New from June 17 I believe, American Journal of Therapeutics

It says “Low-certainty evidence found that ivermectin prophylaxis reduced COVID-19 infection by an average 86%… Moderate-certainty evidence finds that large reductions in COVID-19 deaths are possible using ivermectin.”

I noticed the “low certainty” part, yes.

But think about what that means. I discussed it in a comment on June 11. In practical / bottom-line terms, it means that people are doing low-budget with second-rate methods…because they can’t get a better budget…because the patented new products (higher-margin) are more fun & more where companies would rather go. It’s not a conspiracy, it’s natural behavior & Business 101.

P.S. Jordan I am curious (as in: I am truly asking) whether you would put Peter McCulloch and his colleagues at Baylor in the category of “non-experts…with a history of quackery [who] …grift”.

They been pushing the ivermectin + hcq + zinc combo, for early at-home treatment to prevent progression & hospitalization, since at least Oct 2020.

The majority of data cited in this paper was deemed low to very-low quality by GRADE criteria (see table 2A). Contrast this with very high quality RCT evidence of vaccines providing even higher efficacy for preventing infection. I stand by my comment in the other thread here:

The higher quality trials of these drugs (those that are prospective, randomized, controlled trials in human subjects) so far have not shown convincing efficacy.
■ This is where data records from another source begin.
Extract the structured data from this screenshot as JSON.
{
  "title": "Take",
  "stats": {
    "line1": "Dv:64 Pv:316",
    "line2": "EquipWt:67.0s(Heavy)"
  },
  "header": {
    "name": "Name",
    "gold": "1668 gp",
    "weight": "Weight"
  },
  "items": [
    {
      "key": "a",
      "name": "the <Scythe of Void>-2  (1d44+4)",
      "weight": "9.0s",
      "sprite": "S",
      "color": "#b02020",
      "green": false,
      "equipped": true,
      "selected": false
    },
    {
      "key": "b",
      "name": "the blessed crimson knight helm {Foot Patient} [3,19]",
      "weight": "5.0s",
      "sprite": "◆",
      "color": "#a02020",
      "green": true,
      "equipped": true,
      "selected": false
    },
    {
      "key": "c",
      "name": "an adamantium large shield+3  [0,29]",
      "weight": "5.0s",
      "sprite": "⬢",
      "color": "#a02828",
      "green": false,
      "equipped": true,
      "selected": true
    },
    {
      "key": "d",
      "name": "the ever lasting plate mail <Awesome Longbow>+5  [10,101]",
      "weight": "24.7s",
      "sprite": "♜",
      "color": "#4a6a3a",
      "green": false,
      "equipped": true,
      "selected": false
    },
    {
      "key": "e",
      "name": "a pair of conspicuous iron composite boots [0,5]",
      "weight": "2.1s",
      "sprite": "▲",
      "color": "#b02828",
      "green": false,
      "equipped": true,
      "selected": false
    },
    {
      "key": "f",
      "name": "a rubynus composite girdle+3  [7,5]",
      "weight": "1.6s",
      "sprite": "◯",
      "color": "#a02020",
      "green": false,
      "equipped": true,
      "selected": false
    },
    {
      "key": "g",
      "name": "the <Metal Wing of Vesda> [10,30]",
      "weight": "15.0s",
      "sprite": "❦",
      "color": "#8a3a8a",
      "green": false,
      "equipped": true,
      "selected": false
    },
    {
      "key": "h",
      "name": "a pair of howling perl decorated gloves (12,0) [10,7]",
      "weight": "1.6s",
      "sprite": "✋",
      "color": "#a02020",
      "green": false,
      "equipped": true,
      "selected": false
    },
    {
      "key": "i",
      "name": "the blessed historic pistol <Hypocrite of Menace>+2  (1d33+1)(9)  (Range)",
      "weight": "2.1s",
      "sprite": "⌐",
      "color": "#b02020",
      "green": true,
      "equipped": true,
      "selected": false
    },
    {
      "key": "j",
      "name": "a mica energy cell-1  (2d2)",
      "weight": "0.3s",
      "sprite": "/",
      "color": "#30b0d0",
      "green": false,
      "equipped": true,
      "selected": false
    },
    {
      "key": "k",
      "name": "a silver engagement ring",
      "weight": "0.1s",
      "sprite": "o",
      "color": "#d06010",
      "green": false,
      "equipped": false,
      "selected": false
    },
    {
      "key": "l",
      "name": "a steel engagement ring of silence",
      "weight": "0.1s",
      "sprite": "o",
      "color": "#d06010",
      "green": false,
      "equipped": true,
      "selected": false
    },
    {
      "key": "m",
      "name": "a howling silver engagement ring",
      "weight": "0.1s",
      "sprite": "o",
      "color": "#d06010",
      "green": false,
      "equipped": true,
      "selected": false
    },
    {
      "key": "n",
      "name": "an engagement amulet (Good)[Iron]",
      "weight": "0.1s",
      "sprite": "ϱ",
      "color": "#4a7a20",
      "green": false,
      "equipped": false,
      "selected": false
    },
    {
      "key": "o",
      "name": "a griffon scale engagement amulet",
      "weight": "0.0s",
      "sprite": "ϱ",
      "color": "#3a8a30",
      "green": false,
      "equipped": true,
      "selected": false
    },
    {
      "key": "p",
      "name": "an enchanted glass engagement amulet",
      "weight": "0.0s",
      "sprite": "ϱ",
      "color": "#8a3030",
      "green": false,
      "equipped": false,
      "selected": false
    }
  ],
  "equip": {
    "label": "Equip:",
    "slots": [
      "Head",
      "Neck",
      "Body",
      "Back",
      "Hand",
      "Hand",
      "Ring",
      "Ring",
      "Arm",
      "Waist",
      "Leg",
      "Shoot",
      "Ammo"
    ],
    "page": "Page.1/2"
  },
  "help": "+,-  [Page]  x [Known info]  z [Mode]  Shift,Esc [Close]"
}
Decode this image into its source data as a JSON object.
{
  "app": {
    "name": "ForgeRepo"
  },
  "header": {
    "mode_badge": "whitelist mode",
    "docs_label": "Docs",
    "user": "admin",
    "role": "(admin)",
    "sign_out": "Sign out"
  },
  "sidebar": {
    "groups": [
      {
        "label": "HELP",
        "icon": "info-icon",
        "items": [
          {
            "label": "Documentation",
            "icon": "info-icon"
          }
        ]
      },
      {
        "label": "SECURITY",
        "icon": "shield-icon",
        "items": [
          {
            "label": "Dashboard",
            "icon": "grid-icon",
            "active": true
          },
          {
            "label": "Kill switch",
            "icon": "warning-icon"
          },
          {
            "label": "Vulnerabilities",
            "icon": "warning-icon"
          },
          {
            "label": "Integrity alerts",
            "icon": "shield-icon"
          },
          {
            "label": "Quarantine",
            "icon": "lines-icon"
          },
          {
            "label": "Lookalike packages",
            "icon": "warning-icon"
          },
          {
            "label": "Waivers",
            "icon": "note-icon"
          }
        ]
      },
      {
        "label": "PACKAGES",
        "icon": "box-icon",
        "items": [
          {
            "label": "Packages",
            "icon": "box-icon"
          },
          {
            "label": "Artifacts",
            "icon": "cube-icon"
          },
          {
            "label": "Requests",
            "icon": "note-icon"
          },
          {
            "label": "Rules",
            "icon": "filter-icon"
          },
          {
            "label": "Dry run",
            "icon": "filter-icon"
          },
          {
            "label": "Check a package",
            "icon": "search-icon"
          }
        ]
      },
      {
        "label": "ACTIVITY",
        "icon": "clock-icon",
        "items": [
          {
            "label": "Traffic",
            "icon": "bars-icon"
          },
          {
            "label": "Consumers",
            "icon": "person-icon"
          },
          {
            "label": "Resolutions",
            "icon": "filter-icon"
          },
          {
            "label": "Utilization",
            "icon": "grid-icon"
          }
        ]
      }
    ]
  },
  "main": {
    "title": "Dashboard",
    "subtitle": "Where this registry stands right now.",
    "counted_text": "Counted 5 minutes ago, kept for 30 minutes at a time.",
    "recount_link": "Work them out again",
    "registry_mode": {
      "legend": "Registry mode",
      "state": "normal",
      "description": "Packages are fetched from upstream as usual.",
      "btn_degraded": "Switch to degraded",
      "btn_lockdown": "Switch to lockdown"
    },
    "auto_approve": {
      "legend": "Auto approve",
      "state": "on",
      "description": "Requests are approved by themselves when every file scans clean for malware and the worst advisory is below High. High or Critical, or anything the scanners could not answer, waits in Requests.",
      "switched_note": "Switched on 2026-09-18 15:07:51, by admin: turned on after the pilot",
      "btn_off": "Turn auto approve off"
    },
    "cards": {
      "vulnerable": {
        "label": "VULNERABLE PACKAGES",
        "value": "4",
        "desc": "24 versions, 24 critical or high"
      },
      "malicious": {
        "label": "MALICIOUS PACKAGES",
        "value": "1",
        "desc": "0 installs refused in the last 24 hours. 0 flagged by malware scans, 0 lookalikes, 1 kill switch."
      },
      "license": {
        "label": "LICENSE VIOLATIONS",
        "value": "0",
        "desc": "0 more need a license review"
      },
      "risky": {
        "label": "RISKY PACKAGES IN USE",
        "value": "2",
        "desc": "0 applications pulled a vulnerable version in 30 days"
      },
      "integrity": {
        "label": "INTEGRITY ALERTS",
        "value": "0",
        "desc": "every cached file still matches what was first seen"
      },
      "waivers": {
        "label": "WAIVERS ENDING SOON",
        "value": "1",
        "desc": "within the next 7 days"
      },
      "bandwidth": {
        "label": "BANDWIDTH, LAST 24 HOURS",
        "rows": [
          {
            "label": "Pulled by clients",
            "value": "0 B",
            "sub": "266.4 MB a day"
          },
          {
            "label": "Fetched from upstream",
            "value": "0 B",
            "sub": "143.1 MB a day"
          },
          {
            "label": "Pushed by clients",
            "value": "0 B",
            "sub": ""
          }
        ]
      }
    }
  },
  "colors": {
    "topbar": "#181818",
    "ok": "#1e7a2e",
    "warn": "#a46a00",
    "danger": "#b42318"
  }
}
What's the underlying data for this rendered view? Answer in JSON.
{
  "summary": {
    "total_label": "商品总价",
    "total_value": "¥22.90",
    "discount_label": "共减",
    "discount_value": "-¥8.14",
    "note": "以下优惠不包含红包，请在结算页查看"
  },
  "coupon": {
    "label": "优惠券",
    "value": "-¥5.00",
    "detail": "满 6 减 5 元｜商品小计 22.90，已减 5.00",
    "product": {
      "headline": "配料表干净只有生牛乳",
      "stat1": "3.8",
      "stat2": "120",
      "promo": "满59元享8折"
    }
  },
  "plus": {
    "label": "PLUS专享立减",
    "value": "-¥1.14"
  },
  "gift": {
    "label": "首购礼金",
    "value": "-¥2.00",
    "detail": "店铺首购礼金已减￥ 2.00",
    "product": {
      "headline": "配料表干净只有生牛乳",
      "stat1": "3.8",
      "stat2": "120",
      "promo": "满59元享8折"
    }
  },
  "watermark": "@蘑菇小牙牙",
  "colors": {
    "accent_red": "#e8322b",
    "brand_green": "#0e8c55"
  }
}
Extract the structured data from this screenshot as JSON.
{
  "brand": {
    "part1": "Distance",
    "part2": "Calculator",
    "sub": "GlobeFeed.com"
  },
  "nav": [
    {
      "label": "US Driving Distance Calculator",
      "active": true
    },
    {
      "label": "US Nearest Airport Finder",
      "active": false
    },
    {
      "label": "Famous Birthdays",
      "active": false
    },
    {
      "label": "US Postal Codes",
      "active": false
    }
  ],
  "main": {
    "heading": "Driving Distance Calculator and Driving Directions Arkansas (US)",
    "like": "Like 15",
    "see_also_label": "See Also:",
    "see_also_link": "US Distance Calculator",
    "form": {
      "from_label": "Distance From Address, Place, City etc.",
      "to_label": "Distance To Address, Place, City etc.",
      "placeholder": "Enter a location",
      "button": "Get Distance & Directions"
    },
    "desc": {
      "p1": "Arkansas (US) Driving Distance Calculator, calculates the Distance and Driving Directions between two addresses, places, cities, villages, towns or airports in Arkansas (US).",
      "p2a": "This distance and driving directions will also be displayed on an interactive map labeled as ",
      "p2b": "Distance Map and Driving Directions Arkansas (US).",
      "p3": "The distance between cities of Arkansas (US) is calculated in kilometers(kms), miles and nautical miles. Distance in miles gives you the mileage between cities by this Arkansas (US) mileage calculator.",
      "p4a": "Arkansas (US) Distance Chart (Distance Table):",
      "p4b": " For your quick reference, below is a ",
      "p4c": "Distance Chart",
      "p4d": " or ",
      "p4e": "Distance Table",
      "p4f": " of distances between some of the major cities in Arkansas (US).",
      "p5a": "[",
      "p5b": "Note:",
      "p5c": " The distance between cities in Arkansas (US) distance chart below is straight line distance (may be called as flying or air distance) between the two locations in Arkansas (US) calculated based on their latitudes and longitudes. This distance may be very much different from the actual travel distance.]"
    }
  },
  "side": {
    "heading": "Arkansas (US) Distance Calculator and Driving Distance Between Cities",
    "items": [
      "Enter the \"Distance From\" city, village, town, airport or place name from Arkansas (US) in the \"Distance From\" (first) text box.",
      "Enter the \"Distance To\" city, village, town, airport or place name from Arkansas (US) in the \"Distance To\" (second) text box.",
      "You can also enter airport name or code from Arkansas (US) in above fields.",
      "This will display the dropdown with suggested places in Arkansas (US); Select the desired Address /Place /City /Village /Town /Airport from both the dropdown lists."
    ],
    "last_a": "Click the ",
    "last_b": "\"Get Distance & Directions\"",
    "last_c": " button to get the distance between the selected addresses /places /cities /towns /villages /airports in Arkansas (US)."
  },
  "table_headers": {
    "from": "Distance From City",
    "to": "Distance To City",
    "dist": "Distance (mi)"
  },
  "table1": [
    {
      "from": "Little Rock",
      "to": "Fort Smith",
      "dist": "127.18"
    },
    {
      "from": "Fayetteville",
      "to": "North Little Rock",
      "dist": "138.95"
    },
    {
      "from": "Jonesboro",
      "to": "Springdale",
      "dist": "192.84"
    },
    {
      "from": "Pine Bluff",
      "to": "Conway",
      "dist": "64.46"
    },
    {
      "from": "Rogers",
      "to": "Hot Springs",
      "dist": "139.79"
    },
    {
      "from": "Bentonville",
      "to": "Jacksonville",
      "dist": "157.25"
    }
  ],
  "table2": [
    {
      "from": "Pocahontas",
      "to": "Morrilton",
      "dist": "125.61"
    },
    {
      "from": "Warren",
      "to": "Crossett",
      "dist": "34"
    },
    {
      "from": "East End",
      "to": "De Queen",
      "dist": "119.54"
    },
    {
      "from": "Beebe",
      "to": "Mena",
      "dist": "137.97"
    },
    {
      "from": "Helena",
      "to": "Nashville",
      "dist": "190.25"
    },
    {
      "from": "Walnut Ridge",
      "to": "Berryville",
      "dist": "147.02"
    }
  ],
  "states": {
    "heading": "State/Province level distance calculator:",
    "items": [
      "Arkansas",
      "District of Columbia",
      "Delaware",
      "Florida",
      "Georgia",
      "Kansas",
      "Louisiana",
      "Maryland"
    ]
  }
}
Should a sufficiently powered trial of this nature demonstrate clinically relevant benefits, opinions would be more likely to change.

If we end up seeing high quality RCT data indicating that ivermectin has similar (or superior) efficacy/risk profile vs. the best current vaccines, opinions and recommendations will be much more likely to change.

The RECOVERY trials are addressing numerous potential therapeutics in a high-quality format, including several cheap repurposed drugs like Azithromycin and Hydroxychloroquine (which, at this point, appear to be ineffective).

We’re now talking in circles here, so I think that’s enough for now. Appreciate the cordial discussion.